Data crawling and cataloging is important to enterprise users. Whether it’s a national mapping agency maintaining and producing a digital land base, state and local government agencies, utility companies or a large architectural/engineering/construction firm, data can be maintained at various locations thousands of miles apart. With advanced data crawling technologies, the user directs the software to intelligently discover and catalog geospatial data.

Data crawling describes the search capability to “crawl” an enterprise’s network to discover and present relevant information so users don’t have to manually search through directories and file names on the network to find the data needed for a specific geospatial application. Based on standards-compliant metadata, the technology seeks out strings of metadata or headers matching the search criteria (like an origin point), and immediately flags datasets or web services matching the criteria. The application could even automatically select the best source data for the task, such as a layer of tree heights to plan the harvest of a forest.

This eliminates the need for every user within the organization to discover data across the network every time a geospatial process needs to be performed on data. This makes it possible for users with little formal training in spatial software use to access and use spatial resources.

The next logical step is creating information from the data. Most GIS systems create data--shape files, coverages, raster images, and land cover datasets. But what users really need is information generated from that data (i.e. vectors, features, change detection, etc.), rather than the data itself. This requires integrating the GIS and spatial systems with other business systems, creating dynamic, on-demand reporting systems. In other words, marrying the worlds of GIS/geospatial with reporting, email, dissemination and enterprise delivery systems.

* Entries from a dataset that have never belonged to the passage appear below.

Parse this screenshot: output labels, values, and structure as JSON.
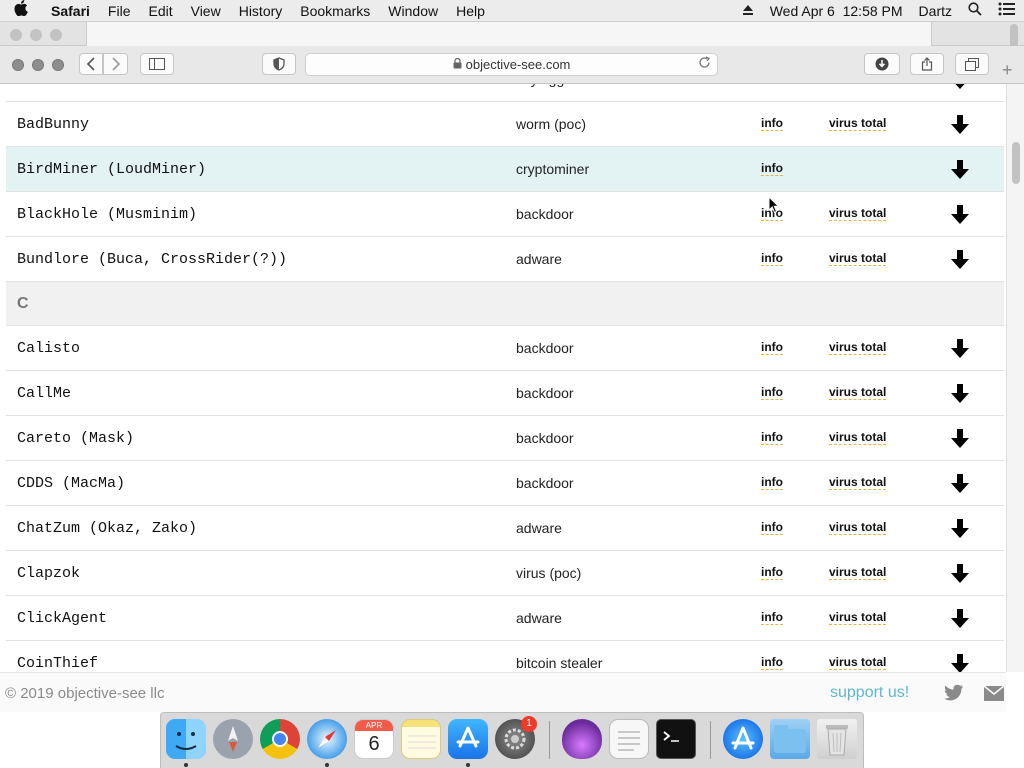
{
  "menubar": {
    "app_name": "Safari",
    "menus": [
      "File",
      "Edit",
      "View",
      "History",
      "Bookmarks",
      "Window",
      "Help"
    ],
    "clock": "Wed Apr 6  12:58 PM",
    "user": "Dartz"
  },
  "browser": {
    "url": "objective-see.com"
  },
  "table": {
    "partial_top_row": {
      "name": "",
      "type": "keylogger"
    },
    "rows_before_section": [
      {
        "name": "BadBunny",
        "type": "worm (poc)",
        "info": "info",
        "vt": "virus total"
      },
      {
        "name": "BirdMiner (LoudMiner)",
        "type": "cryptominer",
        "info": "info",
        "vt": ""
      },
      {
        "name": "BlackHole (Musminim)",
        "type": "backdoor",
        "info": "info",
        "vt": "virus total"
      },
      {
        "name": "Bundlore (Buca, CrossRider(?))",
        "type": "adware",
        "info": "info",
        "vt": "virus total"
      }
    ],
    "section_letter": "C",
    "rows_after_section": [
      {
        "name": "Calisto",
        "type": "backdoor",
        "info": "info",
        "vt": "virus total"
      },
      {
        "name": "CallMe",
        "type": "backdoor",
        "info": "info",
        "vt": "virus total"
      },
      {
        "name": "Careto (Mask)",
        "type": "backdoor",
        "info": "info",
        "vt": "virus total"
      },
      {
        "name": "CDDS (MacMa)",
        "type": "backdoor",
        "info": "info",
        "vt": "virus total"
      },
      {
        "name": "ChatZum (Okaz, Zako)",
        "type": "adware",
        "info": "info",
        "vt": "virus total"
      },
      {
        "name": "Clapzok",
        "type": "virus (poc)",
        "info": "info",
        "vt": "virus total"
      },
      {
        "name": "ClickAgent",
        "type": "adware",
        "info": "info",
        "vt": "virus total"
      },
      {
        "name": "CoinThief",
        "type": "bitcoin stealer",
        "info": "info",
        "vt": "virus total"
      }
    ]
  },
  "footer": {
    "copyright": "© 2019 objective-see llc",
    "support": "support us!"
  },
  "dock": {
    "calendar_month": "APR",
    "calendar_day": "6",
    "badge_count": "1"
  },
  "colors": {
    "highlight_row": "#e3f3f4",
    "support_link": "#5fb7cf",
    "section_bg": "#f1f1f1"
  }
}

Traits of Modern Geospatial Software
  • Enables better communication and collaboration among various entities in the enterprise
  • Enhances workflow for greater efficiency in producing accurate information
  • Reduces total cost of ownership of software deployed across the enterprise
  • Increases ROI through single, focused applications (like Web applications) that scale to support multiple users
  • Integrates geospatial technologies with other enterprise solutions to better manage resources and assets
  • Defines security as a function of dat
Thus, the result is not data products but information that integrates GIS and business statistics. If the forester wants to know what the financial potential is for a tree stand at a specific time, he would select the area of interest (the tree stand) and select the information product (financial potential). The geospatial enterprise server application would discover the best datasets required to produce that information based on an intelligent rules-based engine and process the data to create the necessary output. The result could be delivered as a formatted report and even sent by email as a PDF with the geospatial information embedded with statistics and other non-spatial information. Embedded information could indicate, for example, the readiness of the data for use in the project. Raw data could be indicated with red dots while georeferenced data would have green. The user would prompt the system to determine ‘location conflict’ for that area of interest. The system would automatically seek the original data it needs to perform the task and present the results as a visual information product along with the associated statistics.

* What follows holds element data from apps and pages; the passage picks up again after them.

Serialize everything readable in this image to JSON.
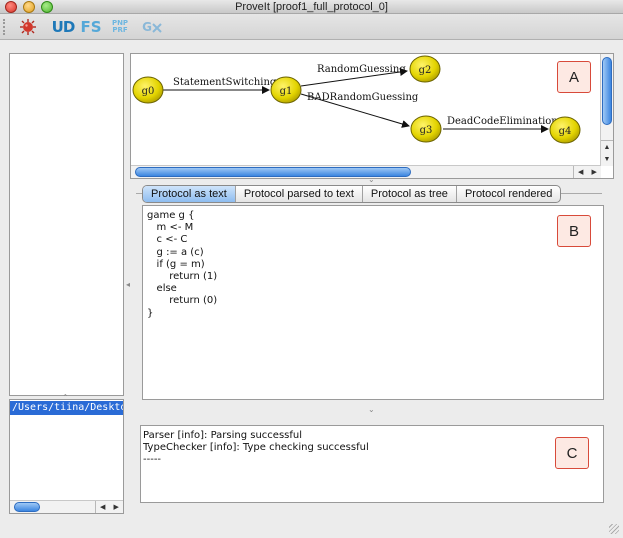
{
  "window": {
    "title": "ProveIt [proof1_full_protocol_0]"
  },
  "toolbar": {
    "buttons": [
      {
        "name": "virus-icon",
        "label": ""
      },
      {
        "name": "ud-button",
        "label": "UD"
      },
      {
        "name": "fs-button",
        "label": "FS"
      },
      {
        "name": "pnp-prf-button",
        "label_top": "PNP",
        "label_bottom": "PRF"
      },
      {
        "name": "gx-button",
        "label": "G"
      }
    ]
  },
  "file_list": {
    "selected_path": "/Users/tiina/Desktop/Th"
  },
  "graph": {
    "nodes": [
      "g0",
      "g1",
      "g2",
      "g3",
      "g4"
    ],
    "edges": [
      {
        "from": "g0",
        "to": "g1",
        "label": "StatementSwitching"
      },
      {
        "from": "g1",
        "to": "g2",
        "label": "RandomGuessing"
      },
      {
        "from": "g1",
        "to": "g3",
        "label": "BADRandomGuessing"
      },
      {
        "from": "g3",
        "to": "g4",
        "label": "DeadCodeElimination"
      }
    ],
    "node_color": "#e3d400"
  },
  "markers": {
    "a": "A",
    "b": "B",
    "c": "C"
  },
  "tabs": [
    {
      "label": "Protocol as text",
      "active": true
    },
    {
      "label": "Protocol parsed to text",
      "active": false
    },
    {
      "label": "Protocol as tree",
      "active": false
    },
    {
      "label": "Protocol rendered",
      "active": false
    }
  ],
  "protocol_text": [
    "game g {",
    "   m <- M",
    "   c <- C",
    "   g := a (c)",
    "   if (g = m)",
    "       return (1)",
    "   else",
    "       return (0)",
    "}"
  ],
  "console": {
    "lines": [
      "Parser [info]: Parsing successful",
      "TypeChecker [info]: Type checking successful",
      "-----"
    ]
  },
  "colors": {
    "accent_blue": "#3c86e0",
    "marker_border": "#d84a3a",
    "marker_fill": "#fde9e3",
    "selection": "#2a6bd6"
  }
}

As a final step, the data is downloaded into a formatted report or other communication tool. These formats would be delivered to industry standards for modification by the customer’s IT department or users, to make them specific to a company or agency. Their use ensures reports will be written to standards, are easy to create and modify, and, most important, are enablers of efficient decision-making.

Our industry grew from the paper and digital map generation, to the 3D generation, to today’s email-FedEx-Instant Messenger-SMS world. In this competitive “I want it now” era, we have to be interoperable, open and work with other business systems and deliver TRUE enterprise solutions that address the decision-making needs of all users in an organization.